La sécurité est une condition fondamentale. Comme tous les animaux, nous ne pouvons explorer, apprendre, aimer ou créer que lorsque nous savons que nous ne sommes pas en danger.

On peut comparer cela à l’image du papa lion dans Le Roi Lion : Mufasa montre à Simba les limites du territoire, l’endroit où il est en sécurité, et celui où il ne doit pas aller, comme le cimetière des éléphants.

Ces repères clairs n’enferment pas l’enfant, au contraire : ils lui donnent la confiance nécessaire pour explorer le monde à l’intérieur d’un cadre protecteur.

En prenant soin de ces petits rituels de sécurité, nous donnons au cerveau – et au cœur – la permission de s’ouvrir à l’apprentissage.

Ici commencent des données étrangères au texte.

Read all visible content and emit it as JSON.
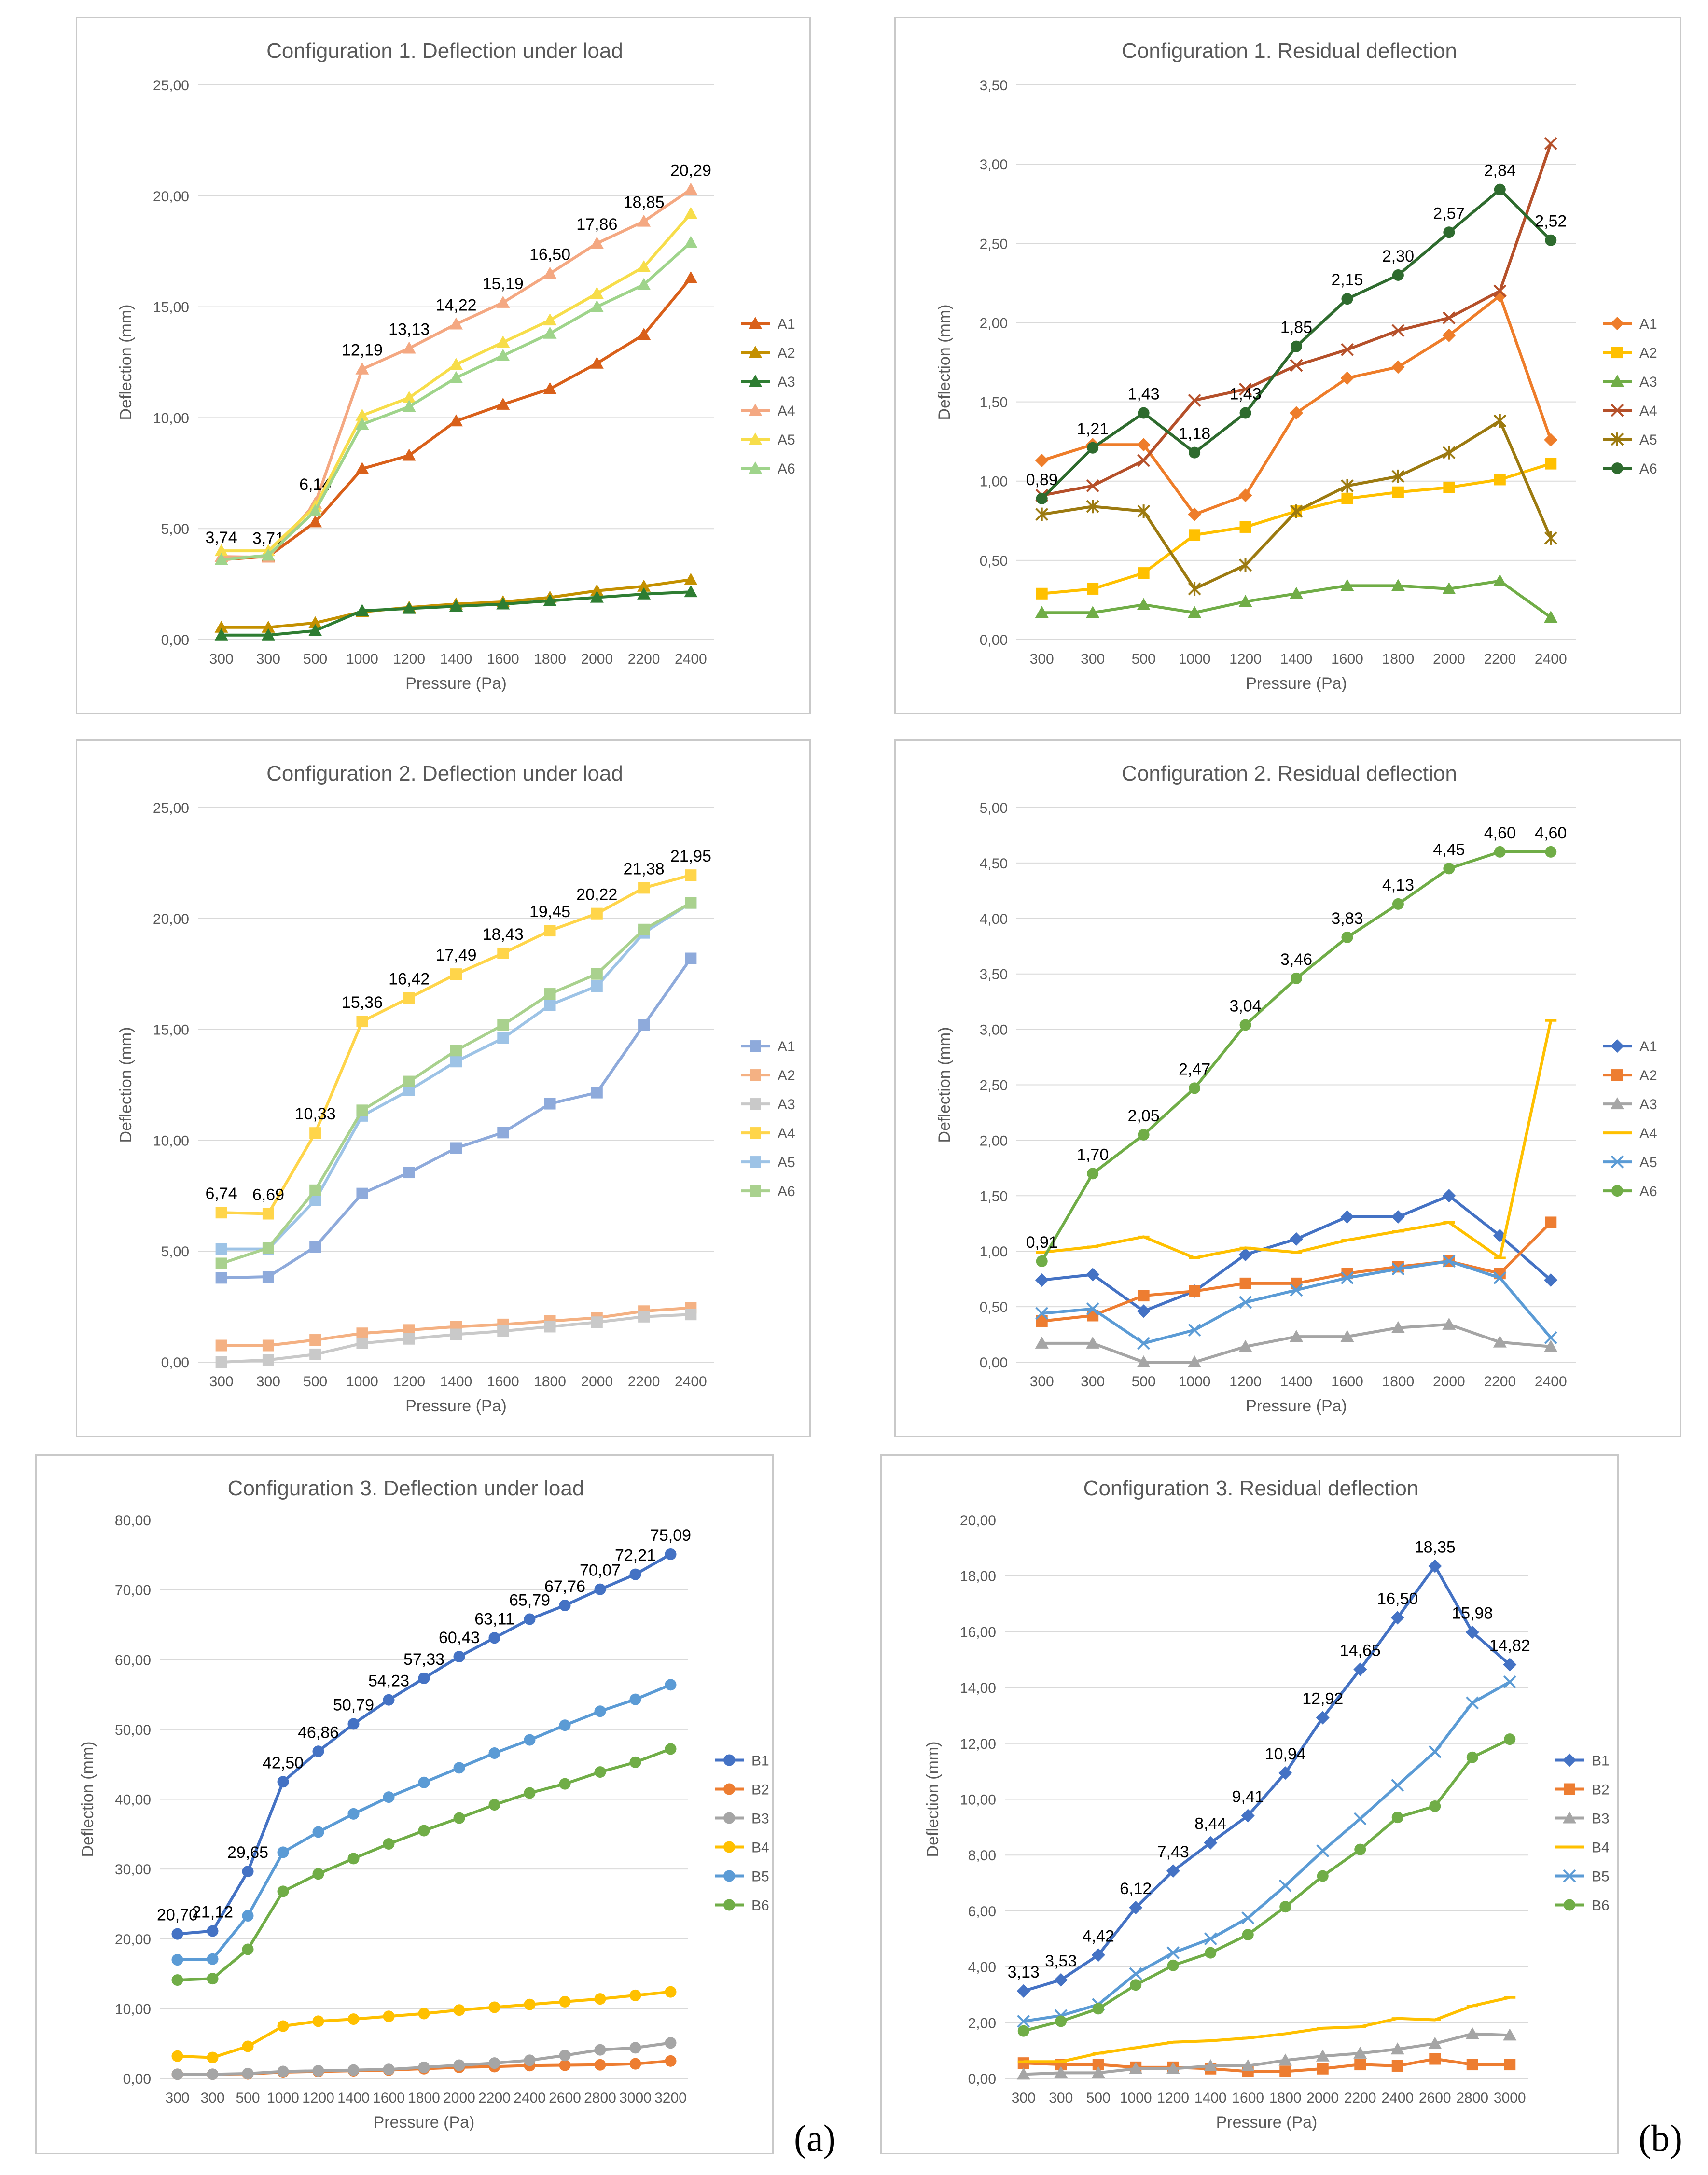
{
  "labels": {
    "a": "(a)",
    "b": "(b)"
  },
  "colors": {
    "A1": "#d9601a",
    "A2": "#c49000",
    "A3": "#2e7d32",
    "A4": "#f4a882",
    "A5": "#f7dd4a",
    "A6": "#9fd48b",
    "C1": "#ee7d2a",
    "C2": "#ffc000",
    "C3": "#70ad47",
    "C4": "#b5502a",
    "C5": "#9c7a10",
    "C6": "#2e6b2e",
    "P1": "#4472c4",
    "P2": "#ed7d31",
    "P3": "#a5a5a5",
    "P4": "#ffc000",
    "P5": "#5b9bd5",
    "P6": "#70ad47",
    "Q1": "#8eaadb",
    "Q2": "#f4b183",
    "Q3": "#c9c9c9",
    "Q4": "#ffd54a",
    "Q5": "#9dc3e6",
    "Q6": "#a9d18e"
  },
  "chart_data": [
    {
      "type": "line",
      "title": "Configuration 1. Deflection under load",
      "xlabel": "Pressure (Pa)",
      "ylabel": "Deflection (mm)",
      "ylim": [
        0,
        25
      ],
      "yticks": [
        "0,00",
        "5,00",
        "10,00",
        "15,00",
        "20,00",
        "25,00"
      ],
      "categories": [
        "300",
        "300",
        "500",
        "1000",
        "1200",
        "1400",
        "1600",
        "1800",
        "2000",
        "2200",
        "2400"
      ],
      "legend": "right",
      "grid": "horizontal",
      "series": [
        {
          "name": "A1",
          "color": "A1",
          "marker": "triangle",
          "values": [
            3.6,
            3.75,
            5.3,
            7.7,
            8.3,
            9.85,
            10.6,
            11.3,
            12.45,
            13.75,
            16.3
          ]
        },
        {
          "name": "A2",
          "color": "A2",
          "marker": "triangle",
          "values": [
            0.55,
            0.55,
            0.75,
            1.25,
            1.45,
            1.6,
            1.7,
            1.9,
            2.2,
            2.4,
            2.7
          ]
        },
        {
          "name": "A3",
          "color": "A3",
          "marker": "triangle",
          "values": [
            0.2,
            0.2,
            0.4,
            1.3,
            1.4,
            1.5,
            1.6,
            1.75,
            1.9,
            2.05,
            2.15
          ]
        },
        {
          "name": "A4",
          "color": "A4",
          "marker": "triangle",
          "values": [
            3.74,
            3.71,
            6.14,
            12.19,
            13.13,
            14.22,
            15.19,
            16.5,
            17.86,
            18.85,
            20.29
          ],
          "labels": [
            "3,74",
            "3,71",
            "6,14",
            "12,19",
            "13,13",
            "14,22",
            "15,19",
            "16,50",
            "17,86",
            "18,85",
            "20,29"
          ]
        },
        {
          "name": "A5",
          "color": "A5",
          "marker": "triangle",
          "values": [
            4.0,
            4.0,
            6.0,
            10.1,
            10.9,
            12.4,
            13.4,
            14.4,
            15.6,
            16.8,
            19.2
          ]
        },
        {
          "name": "A6",
          "color": "A6",
          "marker": "triangle",
          "values": [
            3.6,
            3.8,
            5.8,
            9.7,
            10.5,
            11.8,
            12.8,
            13.8,
            15.0,
            16.0,
            17.9
          ]
        }
      ]
    },
    {
      "type": "line",
      "title": "Configuration 1. Residual deflection",
      "xlabel": "Pressure (Pa)",
      "ylabel": "Deflection (mm)",
      "ylim": [
        0,
        3.5
      ],
      "yticks": [
        "0,00",
        "0,50",
        "1,00",
        "1,50",
        "2,00",
        "2,50",
        "3,00",
        "3,50"
      ],
      "categories": [
        "300",
        "300",
        "500",
        "1000",
        "1200",
        "1400",
        "1600",
        "1800",
        "2000",
        "2200",
        "2400"
      ],
      "legend": "right",
      "grid": "horizontal",
      "series": [
        {
          "name": "A1",
          "color": "C1",
          "marker": "diamond",
          "values": [
            1.13,
            1.23,
            1.23,
            0.79,
            0.91,
            1.43,
            1.65,
            1.72,
            1.92,
            2.17,
            1.26
          ]
        },
        {
          "name": "A2",
          "color": "C2",
          "marker": "square",
          "values": [
            0.29,
            0.32,
            0.42,
            0.66,
            0.71,
            0.81,
            0.89,
            0.93,
            0.96,
            1.01,
            1.11
          ]
        },
        {
          "name": "A3",
          "color": "C3",
          "marker": "triangle",
          "values": [
            0.17,
            0.17,
            0.22,
            0.17,
            0.24,
            0.29,
            0.34,
            0.34,
            0.32,
            0.37,
            0.14
          ]
        },
        {
          "name": "A4",
          "color": "C4",
          "marker": "x",
          "values": [
            0.91,
            0.97,
            1.13,
            1.51,
            1.58,
            1.73,
            1.83,
            1.95,
            2.03,
            2.2,
            3.13
          ]
        },
        {
          "name": "A5",
          "color": "C5",
          "marker": "star",
          "values": [
            0.79,
            0.84,
            0.81,
            0.32,
            0.47,
            0.81,
            0.97,
            1.03,
            1.18,
            1.38,
            0.64
          ]
        },
        {
          "name": "A6",
          "color": "C6",
          "marker": "circle",
          "values": [
            0.89,
            1.21,
            1.43,
            1.18,
            1.43,
            1.85,
            2.15,
            2.3,
            2.57,
            2.84,
            2.52
          ],
          "labels": [
            "0,89",
            "1,21",
            "1,43",
            "1,18",
            "1,43",
            "1,85",
            "2,15",
            "2,30",
            "2,57",
            "2,84",
            "2,52"
          ]
        }
      ]
    },
    {
      "type": "line",
      "title": "Configuration 2. Deflection under load",
      "xlabel": "Pressure (Pa)",
      "ylabel": "Deflection (mm)",
      "ylim": [
        0,
        25
      ],
      "yticks": [
        "0,00",
        "5,00",
        "10,00",
        "15,00",
        "20,00",
        "25,00"
      ],
      "categories": [
        "300",
        "300",
        "500",
        "1000",
        "1200",
        "1400",
        "1600",
        "1800",
        "2000",
        "2200",
        "2400"
      ],
      "legend": "right",
      "grid": "horizontal",
      "series": [
        {
          "name": "A1",
          "color": "Q1",
          "marker": "square",
          "values": [
            3.8,
            3.85,
            5.2,
            7.6,
            8.55,
            9.65,
            10.35,
            11.65,
            12.15,
            15.2,
            18.2
          ]
        },
        {
          "name": "A2",
          "color": "Q2",
          "marker": "square",
          "values": [
            0.75,
            0.75,
            1.0,
            1.3,
            1.45,
            1.6,
            1.7,
            1.85,
            2.0,
            2.3,
            2.45
          ]
        },
        {
          "name": "A3",
          "color": "Q3",
          "marker": "square",
          "values": [
            0.0,
            0.1,
            0.35,
            0.85,
            1.05,
            1.25,
            1.4,
            1.6,
            1.8,
            2.05,
            2.15
          ]
        },
        {
          "name": "A4",
          "color": "Q4",
          "marker": "square",
          "values": [
            6.74,
            6.69,
            10.33,
            15.36,
            16.42,
            17.49,
            18.43,
            19.45,
            20.22,
            21.38,
            21.95
          ],
          "labels": [
            "6,74",
            "6,69",
            "10,33",
            "15,36",
            "16,42",
            "17,49",
            "18,43",
            "19,45",
            "20,22",
            "21,38",
            "21,95"
          ]
        },
        {
          "name": "A5",
          "color": "Q5",
          "marker": "square",
          "values": [
            5.1,
            5.1,
            7.3,
            11.1,
            12.25,
            13.55,
            14.6,
            16.1,
            16.95,
            19.35,
            20.7
          ]
        },
        {
          "name": "A6",
          "color": "Q6",
          "marker": "square",
          "values": [
            4.45,
            5.15,
            7.75,
            11.35,
            12.65,
            14.05,
            15.2,
            16.6,
            17.5,
            19.5,
            20.7
          ]
        }
      ]
    },
    {
      "type": "line",
      "title": "Configuration 2. Residual deflection",
      "xlabel": "Pressure (Pa)",
      "ylabel": "Deflection (mm)",
      "ylim": [
        0,
        5
      ],
      "yticks": [
        "0,00",
        "0,50",
        "1,00",
        "1,50",
        "2,00",
        "2,50",
        "3,00",
        "3,50",
        "4,00",
        "4,50",
        "5,00"
      ],
      "categories": [
        "300",
        "300",
        "500",
        "1000",
        "1200",
        "1400",
        "1600",
        "1800",
        "2000",
        "2200",
        "2400"
      ],
      "legend": "right",
      "grid": "horizontal",
      "series": [
        {
          "name": "A1",
          "color": "P1",
          "marker": "diamond",
          "values": [
            0.74,
            0.79,
            0.46,
            0.64,
            0.97,
            1.11,
            1.31,
            1.31,
            1.5,
            1.14,
            0.74
          ]
        },
        {
          "name": "A2",
          "color": "P2",
          "marker": "square",
          "values": [
            0.37,
            0.42,
            0.6,
            0.64,
            0.71,
            0.71,
            0.8,
            0.86,
            0.91,
            0.8,
            1.26
          ]
        },
        {
          "name": "A3",
          "color": "P3",
          "marker": "triangle",
          "values": [
            0.17,
            0.17,
            0.0,
            0.0,
            0.14,
            0.23,
            0.23,
            0.31,
            0.34,
            0.18,
            0.14
          ]
        },
        {
          "name": "A4",
          "color": "P4",
          "marker": "dash",
          "values": [
            0.99,
            1.04,
            1.13,
            0.94,
            1.03,
            0.99,
            1.1,
            1.18,
            1.26,
            0.94,
            3.08
          ]
        },
        {
          "name": "A5",
          "color": "P5",
          "marker": "x",
          "values": [
            0.44,
            0.48,
            0.17,
            0.29,
            0.54,
            0.65,
            0.76,
            0.84,
            0.91,
            0.76,
            0.22
          ]
        },
        {
          "name": "A6",
          "color": "P6",
          "marker": "circle",
          "values": [
            0.91,
            1.7,
            2.05,
            2.47,
            3.04,
            3.46,
            3.83,
            4.13,
            4.45,
            4.6,
            4.6
          ],
          "labels": [
            "0,91",
            "1,70",
            "2,05",
            "2,47",
            "3,04",
            "3,46",
            "3,83",
            "4,13",
            "4,45",
            "4,60",
            "4,60"
          ]
        }
      ]
    },
    {
      "type": "line",
      "title": "Configuration 3. Deflection under load",
      "xlabel": "Pressure (Pa)",
      "ylabel": "Deflection (mm)",
      "ylim": [
        0,
        80
      ],
      "yticks": [
        "0,00",
        "10,00",
        "20,00",
        "30,00",
        "40,00",
        "50,00",
        "60,00",
        "70,00",
        "80,00"
      ],
      "categories": [
        "300",
        "300",
        "500",
        "1000",
        "1200",
        "1400",
        "1600",
        "1800",
        "2000",
        "2200",
        "2400",
        "2600",
        "2800",
        "3000",
        "3200"
      ],
      "legend": "right",
      "grid": "horizontal",
      "series": [
        {
          "name": "B1",
          "color": "P1",
          "marker": "circle",
          "values": [
            20.7,
            21.12,
            29.65,
            42.5,
            46.86,
            50.79,
            54.23,
            57.33,
            60.43,
            63.11,
            65.79,
            67.76,
            70.07,
            72.21,
            75.09
          ],
          "labels": [
            "20,70",
            "21,12",
            "29,65",
            "42,50",
            "46,86",
            "50,79",
            "54,23",
            "57,33",
            "60,43",
            "63,11",
            "65,79",
            "67,76",
            "70,07",
            "72,21",
            "75,09"
          ]
        },
        {
          "name": "B2",
          "color": "P2",
          "marker": "circle",
          "values": [
            0.6,
            0.6,
            0.65,
            0.9,
            1.0,
            1.1,
            1.2,
            1.4,
            1.6,
            1.7,
            1.85,
            1.9,
            1.95,
            2.1,
            2.5
          ]
        },
        {
          "name": "B3",
          "color": "P3",
          "marker": "circle",
          "values": [
            0.6,
            0.6,
            0.7,
            1.0,
            1.1,
            1.2,
            1.3,
            1.6,
            1.9,
            2.2,
            2.6,
            3.3,
            4.1,
            4.4,
            5.1
          ]
        },
        {
          "name": "B4",
          "color": "P4",
          "marker": "circle",
          "values": [
            3.2,
            3.0,
            4.6,
            7.5,
            8.2,
            8.5,
            8.9,
            9.3,
            9.8,
            10.2,
            10.6,
            11.0,
            11.4,
            11.9,
            12.4
          ]
        },
        {
          "name": "B5",
          "color": "P5",
          "marker": "circle",
          "values": [
            17.0,
            17.1,
            23.3,
            32.4,
            35.3,
            37.9,
            40.3,
            42.4,
            44.5,
            46.6,
            48.5,
            50.6,
            52.6,
            54.3,
            56.4
          ]
        },
        {
          "name": "B6",
          "color": "P6",
          "marker": "circle",
          "values": [
            14.1,
            14.3,
            18.5,
            26.8,
            29.3,
            31.5,
            33.6,
            35.5,
            37.3,
            39.2,
            40.9,
            42.2,
            43.9,
            45.3,
            47.2
          ]
        }
      ]
    },
    {
      "type": "line",
      "title": "Configuration 3. Residual deflection",
      "xlabel": "Pressure (Pa)",
      "ylabel": "Deflection (mm)",
      "ylim": [
        0,
        20
      ],
      "yticks": [
        "0,00",
        "2,00",
        "4,00",
        "6,00",
        "8,00",
        "10,00",
        "12,00",
        "14,00",
        "16,00",
        "18,00",
        "20,00"
      ],
      "categories": [
        "300",
        "300",
        "500",
        "1000",
        "1200",
        "1400",
        "1600",
        "1800",
        "2000",
        "2200",
        "2400",
        "2600",
        "2800",
        "3000"
      ],
      "legend": "right",
      "grid": "horizontal",
      "series": [
        {
          "name": "B1",
          "color": "P1",
          "marker": "diamond",
          "values": [
            3.13,
            3.53,
            4.42,
            6.12,
            7.43,
            8.44,
            9.41,
            10.94,
            12.92,
            14.65,
            16.5,
            18.35,
            15.98,
            14.82
          ],
          "labels": [
            "3,13",
            "3,53",
            "4,42",
            "6,12",
            "7,43",
            "8,44",
            "9,41",
            "10,94",
            "12,92",
            "14,65",
            "16,50",
            "18,35",
            "15,98",
            "14,82"
          ]
        },
        {
          "name": "B2",
          "color": "P2",
          "marker": "square",
          "values": [
            0.55,
            0.5,
            0.5,
            0.4,
            0.4,
            0.35,
            0.25,
            0.25,
            0.35,
            0.5,
            0.45,
            0.7,
            0.5,
            0.5
          ]
        },
        {
          "name": "B3",
          "color": "P3",
          "marker": "triangle",
          "values": [
            0.15,
            0.2,
            0.2,
            0.35,
            0.35,
            0.45,
            0.45,
            0.65,
            0.8,
            0.9,
            1.05,
            1.25,
            1.6,
            1.55
          ]
        },
        {
          "name": "B4",
          "color": "P4",
          "marker": "dash",
          "values": [
            0.6,
            0.6,
            0.9,
            1.1,
            1.3,
            1.35,
            1.45,
            1.6,
            1.8,
            1.85,
            2.15,
            2.1,
            2.6,
            2.9
          ]
        },
        {
          "name": "B5",
          "color": "P5",
          "marker": "x",
          "values": [
            2.05,
            2.25,
            2.65,
            3.75,
            4.5,
            5.0,
            5.75,
            6.9,
            8.15,
            9.3,
            10.5,
            11.7,
            13.45,
            14.2
          ]
        },
        {
          "name": "B6",
          "color": "P6",
          "marker": "circle",
          "values": [
            1.7,
            2.05,
            2.5,
            3.35,
            4.05,
            4.5,
            5.15,
            6.15,
            7.25,
            8.2,
            9.35,
            9.75,
            11.5,
            12.15
          ]
        }
      ]
    }
  ]
}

Parents, professionnels de la petite enfance, enseignants : vous êtes des passeurs de sécurité.
Chaque rituel, chaque regard bienveillant, chaque geste corporel posé avec douceur aide le système nerveux à passer du mode “survie” au mode “apprentissage”.

Parce qu’un enfant (ou un adulte) qui se sent sécurisé est un enfant (ou un adulte) qui peut grandir, s’épanouir et apprendre.